How to integrate Smithsonian Virtual Museum into the classroom: Not all schools have the luxury or the funds to take a field trip to the museum.  Not all cities have great natural history museums like the Smithsonian.  This virtual tour is the next best thing to taking an actual field trip.  The museum can be viewed full screen which would be outstanding for an interactive whiteboard or projector.  The museum and exhibits will be life size for students to explore.  Allow students to guide the tour using the map and navigation tools.  As you “walk” from exhibit to exhibit take the time to stop and discuss what students are seeing and how it relates to what they are learning in class.  Students can also explore the Smithsonian individually on student computers.

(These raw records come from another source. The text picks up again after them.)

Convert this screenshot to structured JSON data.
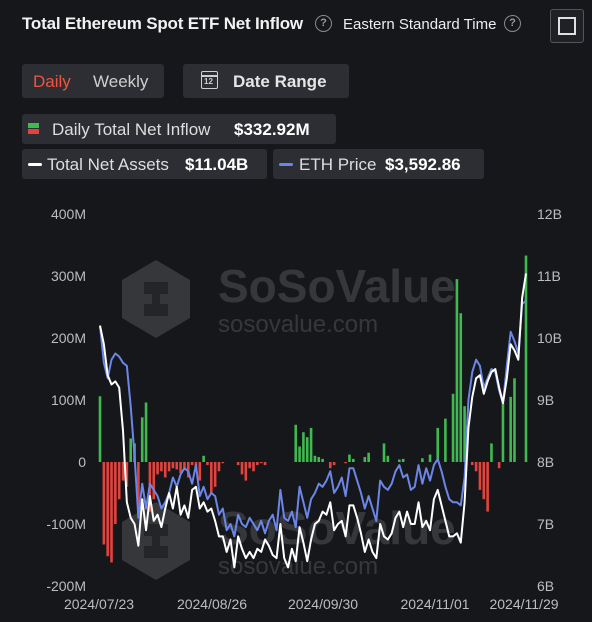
{
  "header": {
    "title": "Total Ethereum Spot ETF Net Inflow",
    "timezone": "Eastern Standard Time"
  },
  "controls": {
    "daily_label": "Daily",
    "weekly_label": "Weekly",
    "date_range_label": "Date Range",
    "calendar_icon_text": "12"
  },
  "legend": {
    "inflow_label": "Daily Total Net Inflow",
    "inflow_value": "$332.92M",
    "assets_label": "Total Net Assets",
    "assets_value": "$11.04B",
    "eth_label": "ETH Price",
    "eth_value": "$3,592.86"
  },
  "watermark": {
    "brand": "SoSoValue",
    "url": "sosovalue.com"
  },
  "colors": {
    "positive_bar": "#3fb950",
    "negative_bar": "#e0443e",
    "total_assets_line": "#ffffff",
    "eth_price_line": "#6b86e6",
    "accent": "#f0553c"
  },
  "chart_data": {
    "type": "bar+line",
    "title": "Total Ethereum Spot ETF Net Inflow",
    "x_tick_labels": [
      "2024/07/23",
      "2024/08/26",
      "2024/09/30",
      "2024/11/01",
      "2024/11/29"
    ],
    "left_axis": {
      "ticks": [
        "400M",
        "300M",
        "200M",
        "100M",
        "0",
        "-100M",
        "-200M"
      ],
      "range_musd": [
        -200,
        400
      ]
    },
    "right_axis": {
      "ticks": [
        "12B",
        "11B",
        "10B",
        "9B",
        "8B",
        "7B",
        "6B"
      ],
      "range_busd": [
        6,
        12
      ]
    },
    "grid": false,
    "series": [
      {
        "name": "Daily Total Net Inflow",
        "kind": "bar",
        "unit": "USD millions",
        "values": [
          106,
          -133,
          -152,
          -162,
          -100,
          -60,
          -30,
          -40,
          38,
          30,
          -70,
          72,
          96,
          -80,
          -60,
          -20,
          -15,
          -25,
          -15,
          -10,
          -12,
          -18,
          -10,
          -25,
          -5,
          -10,
          -30,
          10,
          -5,
          -50,
          -40,
          -15,
          -2,
          0,
          0,
          0,
          -5,
          -20,
          -30,
          -10,
          -15,
          -5,
          -2,
          -5,
          0,
          0,
          0,
          0,
          0,
          0,
          0,
          60,
          25,
          48,
          40,
          55,
          10,
          8,
          5,
          0,
          -10,
          -5,
          0,
          0,
          -2,
          12,
          5,
          0,
          0,
          8,
          15,
          0,
          0,
          0,
          30,
          10,
          0,
          0,
          4,
          5,
          0,
          0,
          0,
          0,
          6,
          0,
          12,
          0,
          55,
          0,
          70,
          0,
          110,
          295,
          240,
          90,
          0,
          -5,
          -15,
          -45,
          -60,
          -80,
          30,
          0,
          -10,
          95,
          0,
          105,
          135,
          0,
          0,
          333
        ]
      },
      {
        "name": "Total Net Assets",
        "kind": "line",
        "unit": "USD billions",
        "values": [
          10.2,
          9.9,
          9.4,
          9.25,
          9.3,
          9.2,
          8.5,
          7.35,
          7.1,
          7.0,
          6.65,
          7.4,
          6.9,
          7.45,
          7.05,
          7.15,
          6.95,
          7.25,
          7.5,
          7.25,
          7.6,
          7.15,
          7.3,
          7.1,
          7.55,
          7.6,
          7.25,
          7.35,
          7.2,
          7.25,
          7.05,
          6.8,
          6.8,
          6.55,
          6.75,
          6.3,
          6.8,
          6.6,
          6.45,
          6.55,
          6.45,
          6.6,
          6.55,
          6.75,
          6.65,
          6.5,
          6.45,
          7.0,
          6.45,
          6.3,
          6.6,
          6.4,
          6.95,
          6.7,
          6.4,
          6.75,
          7.0,
          7.05,
          7.2,
          7.15,
          7.35,
          6.9,
          7.0,
          7.05,
          6.8,
          7.3,
          7.3,
          7.1,
          6.85,
          6.55,
          6.75,
          6.55,
          6.45,
          7.0,
          6.8,
          6.75,
          6.85,
          7.1,
          7.2,
          6.95,
          7.2,
          7.0,
          7.0,
          7.35,
          6.95,
          7.05,
          6.9,
          7.4,
          7.55,
          7.3,
          7.05,
          6.8,
          6.8,
          6.85,
          6.7,
          7.35,
          8.55,
          9.05,
          9.35,
          9.4,
          9.1,
          9.3,
          9.45,
          9.5,
          9.2,
          8.95,
          9.35,
          9.9,
          9.8,
          9.65,
          10.65,
          11.04
        ]
      },
      {
        "name": "ETH Price",
        "kind": "line",
        "unit": "USD billions scale (right axis)",
        "values": [
          10.2,
          9.6,
          9.35,
          9.65,
          9.75,
          9.7,
          9.6,
          9.55,
          8.9,
          8.1,
          7.1,
          7.65,
          7.25,
          7.65,
          7.55,
          7.45,
          7.25,
          7.35,
          7.5,
          7.75,
          7.6,
          7.8,
          7.9,
          7.85,
          7.65,
          7.95,
          7.45,
          7.6,
          7.4,
          7.5,
          7.45,
          7.15,
          7.25,
          6.9,
          7.0,
          6.8,
          7.15,
          7.0,
          6.95,
          7.1,
          7.0,
          6.9,
          7.05,
          6.85,
          7.05,
          7.15,
          6.9,
          7.55,
          7.1,
          7.05,
          7.2,
          6.95,
          7.6,
          7.35,
          7.1,
          7.4,
          7.5,
          7.65,
          7.6,
          7.7,
          7.85,
          7.5,
          7.6,
          7.75,
          7.45,
          7.9,
          7.9,
          7.7,
          7.5,
          7.25,
          7.45,
          7.25,
          7.05,
          7.7,
          7.6,
          7.55,
          7.65,
          7.85,
          7.95,
          7.75,
          7.8,
          7.55,
          7.6,
          7.95,
          7.65,
          7.9,
          7.7,
          7.95,
          8.05,
          7.85,
          7.6,
          7.4,
          7.35,
          7.35,
          7.3,
          7.75,
          9.0,
          9.45,
          9.65,
          9.55,
          9.2,
          9.35,
          9.5,
          9.45,
          9.15,
          8.95,
          9.55,
          10.1,
          9.95,
          9.75,
          10.55,
          10.6
        ]
      }
    ]
  }
}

It would be a neat assignment for a group of students to study the different exhibits in the museum.  The groups could explore and research the exhibit and then give classmates a ‘tour’ of their exhibit acting as exhibit guide with an interactive whiteboard or projector.

This is an incredible FREE resource that every classroom should use.  Even if you have access to a natural history museum for field trips, this site is still incredibly useful.  Prepare for the field trip before hand by visiting the Smithsonian Virtual Museum or follow a field trip with the site.  Compare and contrast your local natural history museum with the Smithsonian.

Tips: Make sure that you have all the appropriate plugins required for this site before using with students.